Croy is among a small army of volunteers out early in the morning and late afternoon to catch commuting cyclists. She herself is part of a “car-free family.”

“I want to make sure efforts like this are supported. I want to make sure cycling infrastructure is present,” she said. “I love my bike. I like being present in the environment, at seeing things at a human pace.”

The cycling survey will help focus priorities for the CRD’s cycling master plan, which rolled out earlier this year. The plan envisions increasing cycling to at least 15 per cent of all travel modes region-wide, up from about three per cent now.
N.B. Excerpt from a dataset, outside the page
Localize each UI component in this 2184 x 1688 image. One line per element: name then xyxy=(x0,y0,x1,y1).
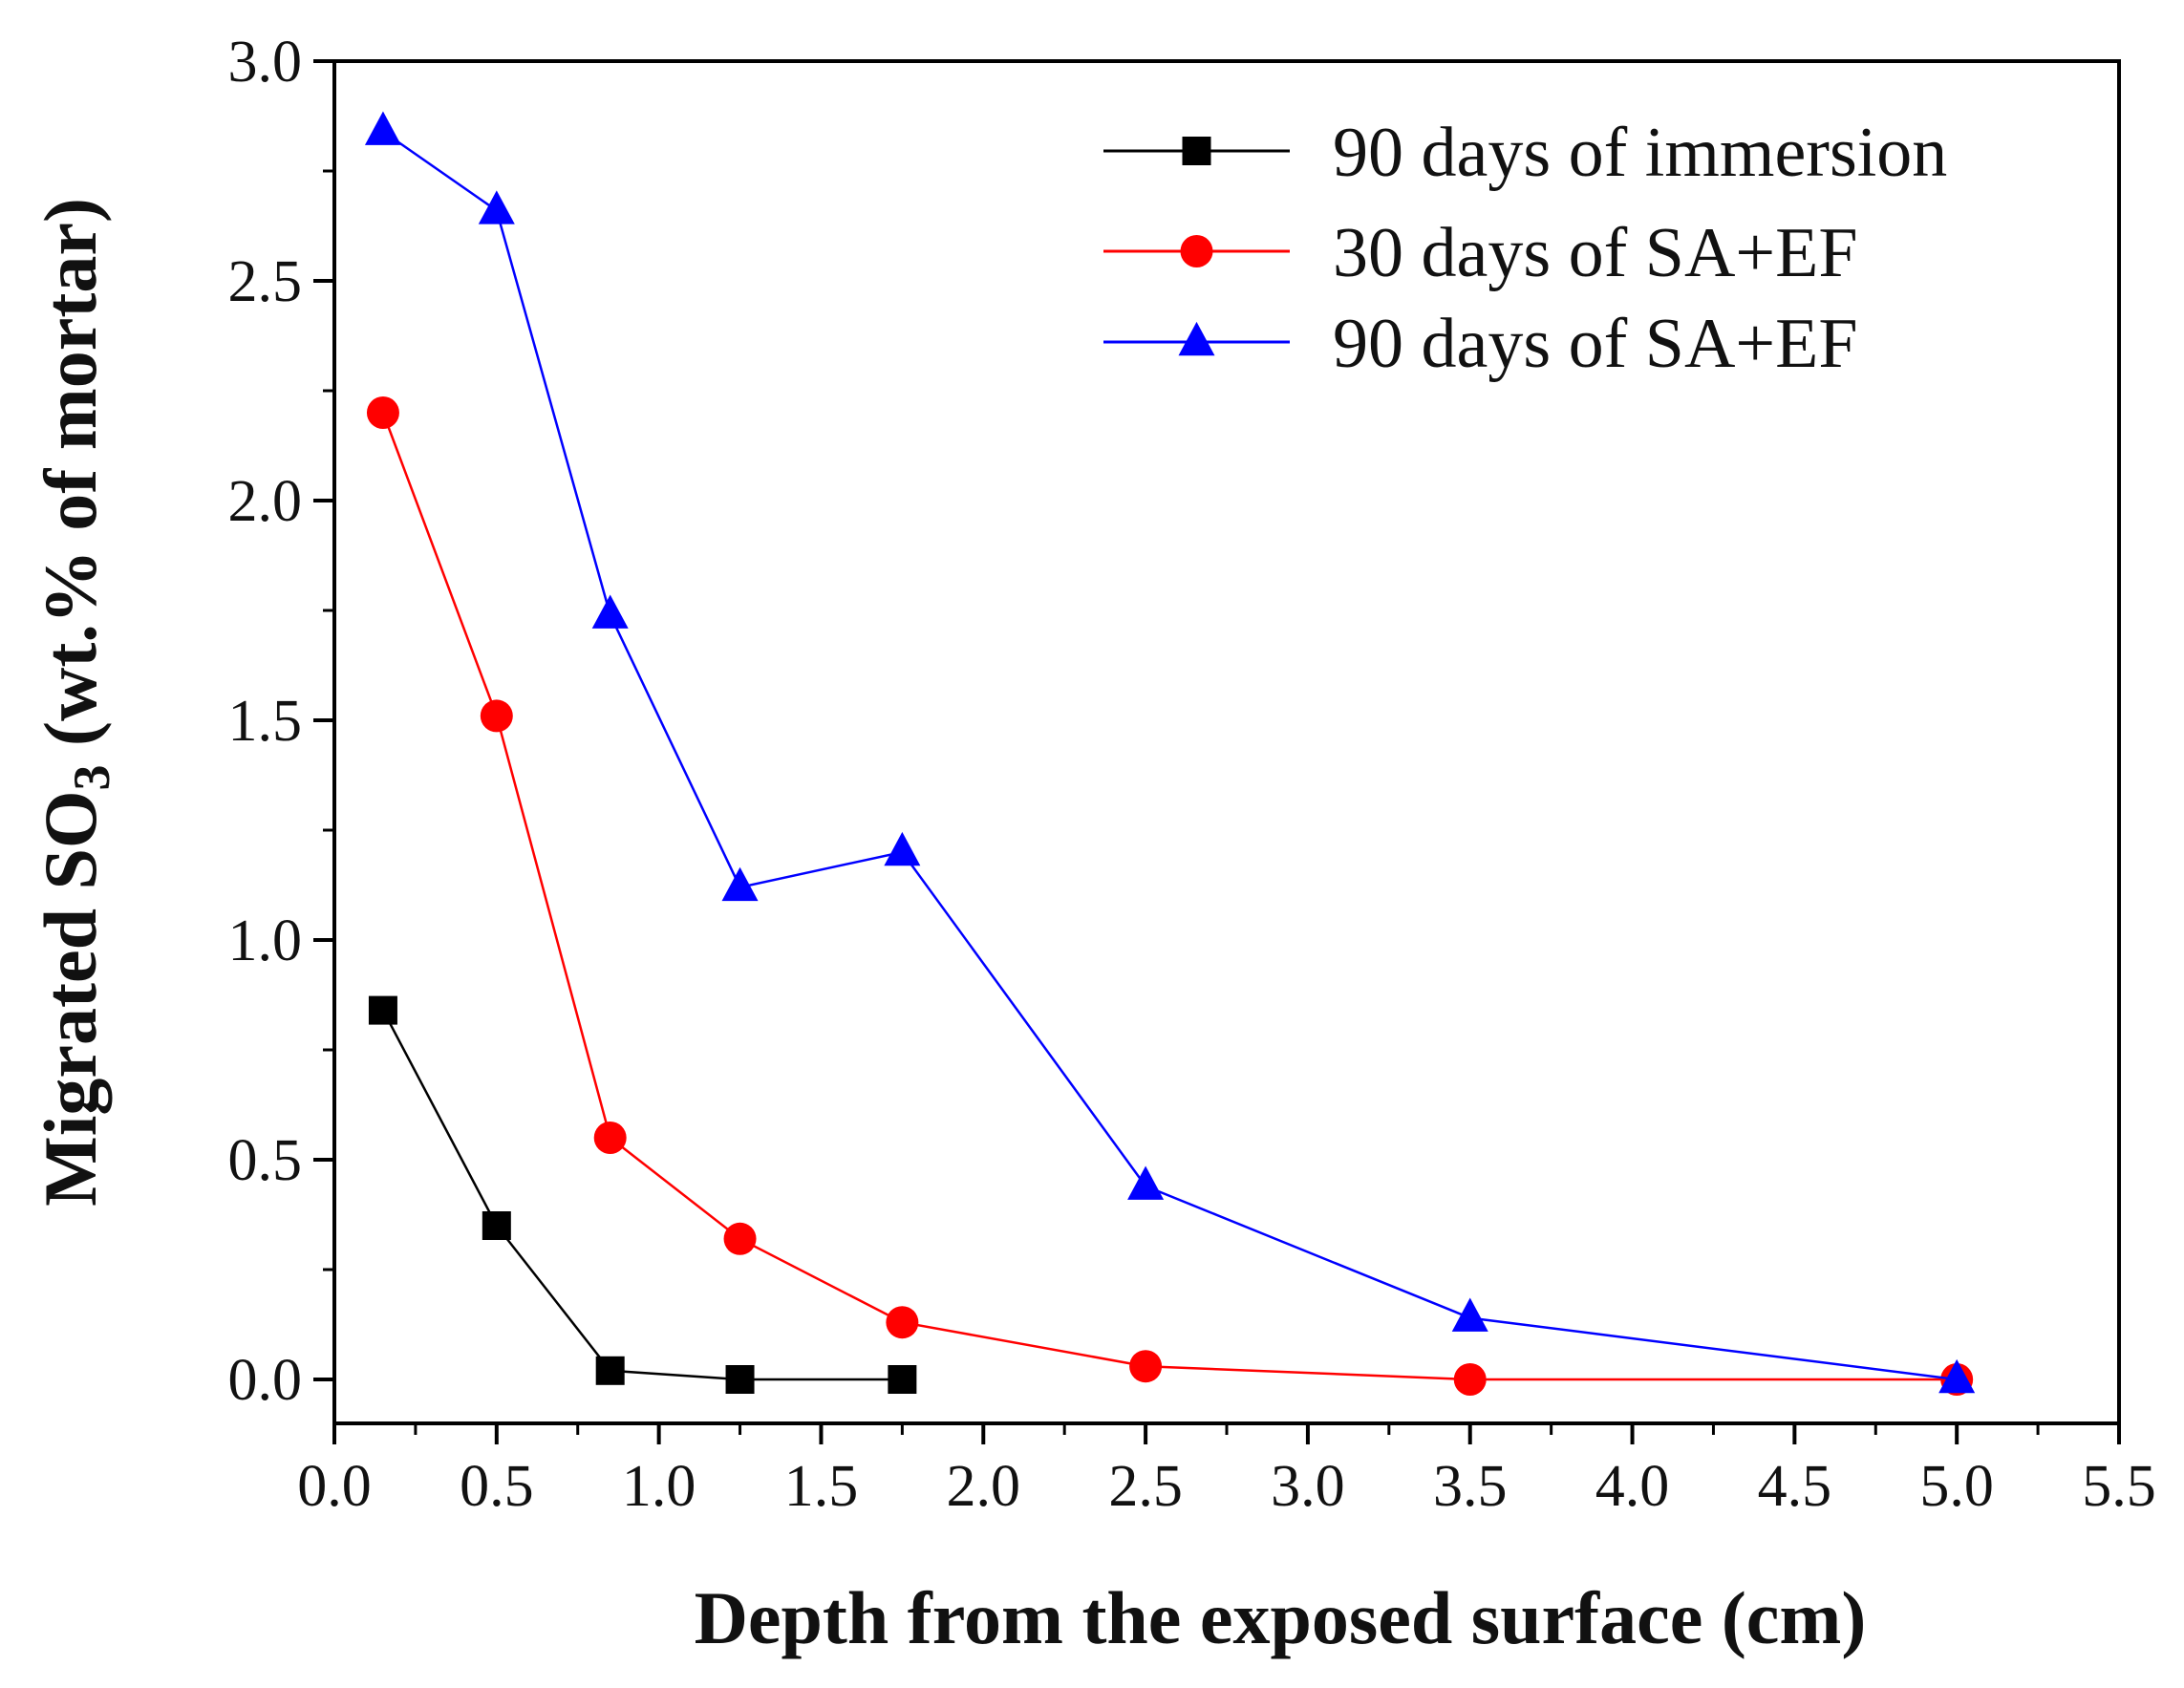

“We need strong data to show where the (cycling) growth is,” said CRD research planner Sue Hallatt. “We’ve got ad hoc data from municipalities and cycling advocates have done counts, but now it’s time to pull it all together for a baseline.”

Bike survey volunteers are also conducting short on-the-spot interviews with cyclists. Most plan their routes away from heavy traffic and most rides are relatively short, about 10 minutes, Hallatt said.

“Their No. 1 request would be more bike lanes. No. 2 is more secure bike lockups,” she said. “We heard a lot how they loved the Goose, how they love their regional trails.”

The cycling master plan calls for $275 million worth of new bike lanes, including 360 kilometres of separated on-street lanes. With the Goose, the Lochside trail and the E&N rail-trail as the backbone, the CRD wants all regional municipalities interconnected through bike lane networks.

Langford, for one, has already embarked on its “spider bike plan,” a series of bike and walking trails connecting the city, the Goose and the E&N rail-trail. Langford built a pilot road separated lane on Millstream Road.

Hallatt said cycling advocates often quote cycling statistics and trends from other bike-friendly cities, such as Portland, Ore., and Copenhagen, Denmark, to argue the merits of funding cycling infrastructure.

“We need to start quoting ourselves, we need to know our own data and this is the start of that,” Hallatt said. “All this data is a snapshot of peoples’ experience cycling in the region in October 2011, and next year we will see if there is any difference.”